Search code examples
clickhouse

Clickhouse. Create database on cluster ends with timeout


I have a cluster which consists of two nodes of Clickhouse. Both instances are in docker containers. All communications between hosts are successfully checked - ping, telnet, wget works fine. In the Zookeeper I can see my fired queries under the ddl brunch.

Every execution of the statement "create database on cluster " ends with timeout. What is the problem? Does anybody have any ideas?

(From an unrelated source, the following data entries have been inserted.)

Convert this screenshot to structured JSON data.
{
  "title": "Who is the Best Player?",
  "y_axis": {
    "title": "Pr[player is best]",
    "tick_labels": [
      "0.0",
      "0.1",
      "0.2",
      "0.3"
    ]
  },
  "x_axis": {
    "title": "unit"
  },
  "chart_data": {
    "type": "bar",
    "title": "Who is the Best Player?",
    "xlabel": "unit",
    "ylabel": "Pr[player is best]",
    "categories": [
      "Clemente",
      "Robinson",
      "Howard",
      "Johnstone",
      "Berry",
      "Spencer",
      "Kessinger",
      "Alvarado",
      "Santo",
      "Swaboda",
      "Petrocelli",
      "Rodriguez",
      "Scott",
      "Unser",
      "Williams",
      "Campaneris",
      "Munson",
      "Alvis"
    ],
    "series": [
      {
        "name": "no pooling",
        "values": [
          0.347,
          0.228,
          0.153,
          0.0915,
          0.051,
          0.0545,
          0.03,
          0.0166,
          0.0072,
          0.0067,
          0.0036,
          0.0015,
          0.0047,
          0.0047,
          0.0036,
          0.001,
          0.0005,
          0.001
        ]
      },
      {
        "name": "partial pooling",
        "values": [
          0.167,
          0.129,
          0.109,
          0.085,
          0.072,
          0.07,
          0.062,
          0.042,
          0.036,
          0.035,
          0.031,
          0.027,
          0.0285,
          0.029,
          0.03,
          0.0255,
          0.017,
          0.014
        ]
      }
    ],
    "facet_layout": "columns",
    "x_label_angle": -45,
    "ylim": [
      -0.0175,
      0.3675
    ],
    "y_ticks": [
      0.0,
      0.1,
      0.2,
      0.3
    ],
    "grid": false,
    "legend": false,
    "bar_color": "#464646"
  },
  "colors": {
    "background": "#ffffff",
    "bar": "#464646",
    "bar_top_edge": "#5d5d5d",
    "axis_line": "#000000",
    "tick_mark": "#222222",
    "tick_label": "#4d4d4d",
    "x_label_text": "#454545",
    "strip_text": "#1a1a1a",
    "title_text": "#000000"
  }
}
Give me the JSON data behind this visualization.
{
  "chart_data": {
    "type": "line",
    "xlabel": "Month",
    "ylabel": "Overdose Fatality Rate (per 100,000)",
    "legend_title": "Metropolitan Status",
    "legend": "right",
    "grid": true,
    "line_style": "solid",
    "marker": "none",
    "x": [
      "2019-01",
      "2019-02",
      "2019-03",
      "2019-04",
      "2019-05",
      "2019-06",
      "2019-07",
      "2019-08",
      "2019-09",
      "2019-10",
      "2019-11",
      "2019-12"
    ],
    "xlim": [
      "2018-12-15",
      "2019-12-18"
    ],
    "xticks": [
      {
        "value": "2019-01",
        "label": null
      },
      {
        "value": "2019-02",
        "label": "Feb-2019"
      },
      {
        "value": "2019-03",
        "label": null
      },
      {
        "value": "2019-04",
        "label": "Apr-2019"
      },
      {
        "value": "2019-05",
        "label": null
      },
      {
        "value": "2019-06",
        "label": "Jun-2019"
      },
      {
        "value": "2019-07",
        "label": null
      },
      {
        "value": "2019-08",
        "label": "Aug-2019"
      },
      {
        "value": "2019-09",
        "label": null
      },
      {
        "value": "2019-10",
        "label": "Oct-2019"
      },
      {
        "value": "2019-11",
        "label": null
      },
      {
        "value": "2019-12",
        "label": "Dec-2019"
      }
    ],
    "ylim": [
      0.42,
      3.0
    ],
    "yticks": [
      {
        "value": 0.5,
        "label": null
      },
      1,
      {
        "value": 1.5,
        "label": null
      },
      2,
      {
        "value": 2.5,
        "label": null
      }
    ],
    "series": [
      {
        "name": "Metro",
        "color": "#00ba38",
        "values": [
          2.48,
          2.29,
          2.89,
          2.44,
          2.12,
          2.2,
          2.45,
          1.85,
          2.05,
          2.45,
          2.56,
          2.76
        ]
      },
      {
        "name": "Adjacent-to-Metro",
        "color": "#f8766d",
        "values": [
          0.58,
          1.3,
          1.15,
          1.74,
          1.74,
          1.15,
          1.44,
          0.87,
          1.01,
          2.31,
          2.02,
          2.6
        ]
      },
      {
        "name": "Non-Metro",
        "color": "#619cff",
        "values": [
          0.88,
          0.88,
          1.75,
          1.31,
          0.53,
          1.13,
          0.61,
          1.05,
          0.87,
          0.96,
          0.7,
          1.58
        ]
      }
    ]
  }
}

There are fragments of the config file.

Ver 20.10.3.30

<remote_servers>
        <history_cluster>
            <shard>
                <replica>
                    <host>10.3.194.104</host>
                    <port>9000</port>
                </replica>
                <replica>
                    <host>10.3.194.105</host>
                    <port>9000</port>
                </replica>
            </shard>
        </history_cluster>
  </remote_servers>
  <zookeeper>
                <node index="1">
                        <host>10.3.194.106</host>
                        <port>2181</port>
                </node>
  </zookeeper>

The "macros" section

    <macros incl="macros" optional="true" />

The log fragment

2020.11.20 22:38:44.104001 [ 90 ] {68062325-a6cf-4ac3-a355-c2159c66ae8b} <Error> executeQuery: Code: 159, e.displayText() = DB::Exception: Watching task /clickhouse/task_queue/ddl/query-0000000013 is executing longer than distributed_ddl_task_timeout (=180) seconds. There are 2 unfinished hosts (0 of them are currently active), they are going to execute the query in background (version 20.10.3.30 (official build)) (from 172.17.0.1:51272) (in query: create database event_history on cluster history_cluster;), Stack trace (when copying this message, always include the lines below):

0. DB::Exception::Exception<std::__1::basic_string<char, std::__1::char_traits<char>, std::__1::allocator<char> >&, long&, unsigned long&, unsigned long&>(int, std::__1::basic_string<char, std::__1::char_traits<char>, std::__1::allocator<char> > const&, std::__1::basic_string<char, std::__1::char_traits<char>, std::__1::allocator<char> >&, long&, unsigned long&, unsigned long&) @ 0xd8dcc75 in /usr/bin/clickhouse
1. DB::DDLQueryStatusInputStream::readImpl() @ 0xd8dc84d in /usr/bin/clickhouse
2. DB::IBlockInputStream::read() @ 0xd71b1a5 in /usr/bin/clickhouse
3. DB::AsynchronousBlockInputStream::calculate() @ 0xd71761d in /usr/bin/clickhouse
4. ? @ 0xd717db8 in /usr/bin/clickhouse
5. ThreadPoolImpl<ThreadFromGlobalPool>::worker(std::__1::__list_iterator<ThreadFromGlobalPool, void*>) @ 0x7b8c17d in /usr/bin/clickhouse
6. std::__1::__function::__func<ThreadFromGlobalPool::ThreadFromGlobalPool<void ThreadPoolImpl<ThreadFromGlobalPool>::scheduleImpl<void>(std::__1::function<void ()>, int, std::__1::optional<unsigned long>)::'lambda1'()>(void&&, void ThreadPoolImpl<ThreadFromGlobalPool>::scheduleImpl<void>(std::__1::function<void ()>, int, std::__1::optional<unsigned long>)::'lambda1'()&&...)::'lambda'(), std::__1::allocator<ThreadFromGlobalPool::ThreadFromGlobalPool<void ThreadPoolImpl<ThreadFromGlobalPool>::scheduleImpl<void>(std::__1::function<void ()>, int, std::__1::optional<unsigned long>)::'lambda1'()>(void&&, void ThreadPoolImpl<ThreadFromGlobalPool>::scheduleImpl<void>(std::__1::function<void ()>, int, std::__1::optional<unsigned long>)::'lambda1'()&&...)::'lambda'()>, void ()>::operator()() @ 0x7b8e67a in /usr/bin/clickhouse
7. ThreadPoolImpl<std::__1::thread>::worker(std::__1::__list_iterator<std::__1::thread, void*>) @ 0x7b8963d in /usr/bin/clickhouse
8. ? @ 0x7b8d153 in /usr/bin/clickhouse
9. start_thread @ 0x9609 in /usr/lib/x86_64-linux-gnu/libpthread-2.31.so
10. clone @ 0x122293 in /usr/lib/x86_64-linux-gnu/libc-2.31.so


Solution

  • The most probable issue is the nodes docker internal IPs/hostnames.

    A node initiator (where the 'on cluster' is executed) puts into ZK a task for 10.3.194.104 and 10.3.194.105. All nodes constantly check the task queue and pull their task. If their IPs/hostnames are 127.0.0.1 / localhost they never find their tasks. Because 10.3.194.104 != 127.0.0.1.